[24] Flashback

10 1 0
                                    

Seorang pria dengan perawakan tinggi gagahnya dan rambut putih yang mengkilap mencolok mata itu memasuki ruangan. Itu Pak Noah, guru IPA yang telah menjadi sahabatku akhir-akhir ini.

"Oh halo El!" sapanya ramah sembari tersenyum.

Aku mengangguk ragu, bingung mengapa Pak Noah terlihat bahagia.

"Anu Pak, kenapa--"

"SIALAN! KAU SIALAN! ADA APA? KENAPA KAU MEMPERLAKUKAN KAMI SEPERTI INI?" jerit Kakak yang masih terbaring di lantai. Pembuluh darahnya menonjol di tenggorokan. Matanya merah, menahan tangis karena takut dan kebingungan yang bercampur aduk.

Pak Noah melirik sekilas, memandang rendah Kakakku yang masing mencoba melepaskan diri.

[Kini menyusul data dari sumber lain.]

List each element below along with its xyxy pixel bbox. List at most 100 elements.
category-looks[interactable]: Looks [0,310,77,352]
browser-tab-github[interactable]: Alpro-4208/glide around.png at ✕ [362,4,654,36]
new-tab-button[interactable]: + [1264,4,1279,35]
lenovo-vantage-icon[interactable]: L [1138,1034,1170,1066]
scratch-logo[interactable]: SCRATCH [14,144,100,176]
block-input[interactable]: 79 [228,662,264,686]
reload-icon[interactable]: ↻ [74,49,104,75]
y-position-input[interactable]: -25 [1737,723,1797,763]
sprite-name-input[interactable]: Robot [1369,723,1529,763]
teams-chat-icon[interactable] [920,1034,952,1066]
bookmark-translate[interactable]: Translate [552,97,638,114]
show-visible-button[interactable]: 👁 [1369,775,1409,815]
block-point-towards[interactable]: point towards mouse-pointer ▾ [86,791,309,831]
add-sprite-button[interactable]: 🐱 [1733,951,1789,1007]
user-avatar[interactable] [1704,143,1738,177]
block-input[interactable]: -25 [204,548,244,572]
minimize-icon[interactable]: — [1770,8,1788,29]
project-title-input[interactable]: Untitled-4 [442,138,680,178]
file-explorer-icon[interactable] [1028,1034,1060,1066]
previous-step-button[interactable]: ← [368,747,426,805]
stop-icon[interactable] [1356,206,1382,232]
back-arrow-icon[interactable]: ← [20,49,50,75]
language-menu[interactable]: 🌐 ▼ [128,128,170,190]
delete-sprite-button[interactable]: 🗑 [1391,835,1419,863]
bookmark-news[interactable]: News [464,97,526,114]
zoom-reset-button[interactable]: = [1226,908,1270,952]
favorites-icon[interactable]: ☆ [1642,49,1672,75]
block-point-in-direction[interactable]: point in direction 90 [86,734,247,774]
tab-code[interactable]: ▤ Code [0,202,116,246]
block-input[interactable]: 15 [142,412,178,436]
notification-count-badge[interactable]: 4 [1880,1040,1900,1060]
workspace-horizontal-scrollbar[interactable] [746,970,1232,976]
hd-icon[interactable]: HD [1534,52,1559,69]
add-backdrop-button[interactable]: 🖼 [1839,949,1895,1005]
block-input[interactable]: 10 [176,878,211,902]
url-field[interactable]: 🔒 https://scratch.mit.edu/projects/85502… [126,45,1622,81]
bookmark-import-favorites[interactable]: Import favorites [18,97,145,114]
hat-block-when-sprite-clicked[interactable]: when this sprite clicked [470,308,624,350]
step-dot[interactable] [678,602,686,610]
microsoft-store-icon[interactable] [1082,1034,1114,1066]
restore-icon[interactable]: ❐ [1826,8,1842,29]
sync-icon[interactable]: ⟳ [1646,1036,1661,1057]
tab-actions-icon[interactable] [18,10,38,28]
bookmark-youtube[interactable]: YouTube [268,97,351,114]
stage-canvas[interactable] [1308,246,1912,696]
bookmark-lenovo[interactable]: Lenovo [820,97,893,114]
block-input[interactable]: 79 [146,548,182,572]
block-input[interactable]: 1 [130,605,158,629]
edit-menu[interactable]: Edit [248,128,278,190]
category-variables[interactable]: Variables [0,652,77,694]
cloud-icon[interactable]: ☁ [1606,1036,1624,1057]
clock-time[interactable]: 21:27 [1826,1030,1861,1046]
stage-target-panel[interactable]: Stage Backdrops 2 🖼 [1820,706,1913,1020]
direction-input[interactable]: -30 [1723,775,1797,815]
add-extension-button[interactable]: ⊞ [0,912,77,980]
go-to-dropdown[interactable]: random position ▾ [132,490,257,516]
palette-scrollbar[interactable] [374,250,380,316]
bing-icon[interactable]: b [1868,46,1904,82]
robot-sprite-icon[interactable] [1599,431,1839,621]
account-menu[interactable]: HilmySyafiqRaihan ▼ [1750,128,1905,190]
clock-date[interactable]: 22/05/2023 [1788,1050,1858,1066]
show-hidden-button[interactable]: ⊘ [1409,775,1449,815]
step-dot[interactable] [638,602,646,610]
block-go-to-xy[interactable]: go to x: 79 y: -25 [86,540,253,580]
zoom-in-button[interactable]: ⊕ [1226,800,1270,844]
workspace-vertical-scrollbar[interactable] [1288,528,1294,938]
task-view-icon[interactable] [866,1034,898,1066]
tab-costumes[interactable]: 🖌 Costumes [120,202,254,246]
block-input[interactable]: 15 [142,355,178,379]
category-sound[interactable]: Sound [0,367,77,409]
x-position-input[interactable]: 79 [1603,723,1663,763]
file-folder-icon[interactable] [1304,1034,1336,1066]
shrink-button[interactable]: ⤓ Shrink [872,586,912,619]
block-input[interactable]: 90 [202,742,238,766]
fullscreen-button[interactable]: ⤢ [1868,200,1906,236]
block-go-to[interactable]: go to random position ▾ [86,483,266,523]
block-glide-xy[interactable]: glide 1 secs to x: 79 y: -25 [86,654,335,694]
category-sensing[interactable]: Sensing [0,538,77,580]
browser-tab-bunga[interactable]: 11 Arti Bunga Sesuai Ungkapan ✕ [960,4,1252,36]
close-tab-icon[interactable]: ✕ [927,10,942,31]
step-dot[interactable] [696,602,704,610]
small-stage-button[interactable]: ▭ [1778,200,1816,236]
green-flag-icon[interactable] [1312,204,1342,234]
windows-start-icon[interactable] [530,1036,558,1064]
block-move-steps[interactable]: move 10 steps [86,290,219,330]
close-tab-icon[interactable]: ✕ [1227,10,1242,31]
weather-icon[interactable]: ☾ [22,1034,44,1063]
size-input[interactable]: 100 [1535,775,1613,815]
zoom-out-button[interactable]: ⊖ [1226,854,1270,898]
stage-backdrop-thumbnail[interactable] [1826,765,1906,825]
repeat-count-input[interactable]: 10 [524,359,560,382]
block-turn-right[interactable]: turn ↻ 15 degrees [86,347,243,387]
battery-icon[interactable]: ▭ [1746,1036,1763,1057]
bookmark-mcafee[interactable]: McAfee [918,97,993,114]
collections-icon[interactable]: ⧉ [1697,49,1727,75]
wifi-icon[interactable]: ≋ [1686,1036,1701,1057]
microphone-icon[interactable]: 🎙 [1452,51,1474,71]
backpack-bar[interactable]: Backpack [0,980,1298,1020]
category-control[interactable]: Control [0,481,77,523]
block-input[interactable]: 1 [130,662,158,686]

"El? Kenapa kau lepaskan lakbannya? Dia 'kan jadi berisik." Sengit sekali nada yang terdengar dari kalimat itu.

Aku terdiam. Aku tak mengerti hal apa yang sebenarnya sedang terjadi saat ini. Hanya mataku yang bergerak, mengantar langkah Pak Noah menuju sebuah kursi singgasana. Aku pun tak tahu kursi itu punya siapa, dan sejak kapan ada disana.

Pak Noah sudah duduk berjigang di singgasananya, menggunakan satu tangannya sebagai tumpuan dagu.

"Kenapa masih disana? Duduk, bersimpuhlah di sana." Pak Noah mengangkat tangannya, menunjuk lantai keramik yang ada di depannya.

Namun anehnya, aku segera melakukan perintahnya. Berjalan sedikit sempoyongan karena kepalaku tiba-tiba pusing.

Kini aku telah bersimpuh, menghadap Pak Noah dan membelakangi kelima anggota keluargaku. Mendongakkan kepala, aku membuka mulut, hendak melontarkan pertanyaan.

Namun,

"Kamu sendiri yang menjelaskan betapa kamu membenci keluargamu, El. Jadi, biar Bapak bantu singkirkan mereka, biar belajarmu semakin efektif."

Penjelasan itu singkat, saking singkatnya aku sampai tak mengerti harus merespon apa. Pak Noah tersenyum, melihatku yang kebingungan dengan perkataannya.

"Hmm, ya sudahlah--"

"ORANG GILA! KAU MAU MEMBUNUH KAMI?"

Semua orang di kamarku, termasuk aku, langsung mengalihkan perhatian ke arah Kakakku yang terbaring di lantai. Ia telah berlinangan air mata, dengan wajah memerah padam karena kulitnya yang tipis sebab skincare abal-abal.

Sekali lagi, ia berontak, berusaha melepaskan dirinya dari bebatan tali di kursi.

"El."

Panggilan itu membuatku menoleh, menatap kembali ke arah Pak Noah yang memasang tampang jijik.

"Bantu dia ke posisinya, pasangkan lagi lakban di mulutnya," perintah Pak Noah mutlak.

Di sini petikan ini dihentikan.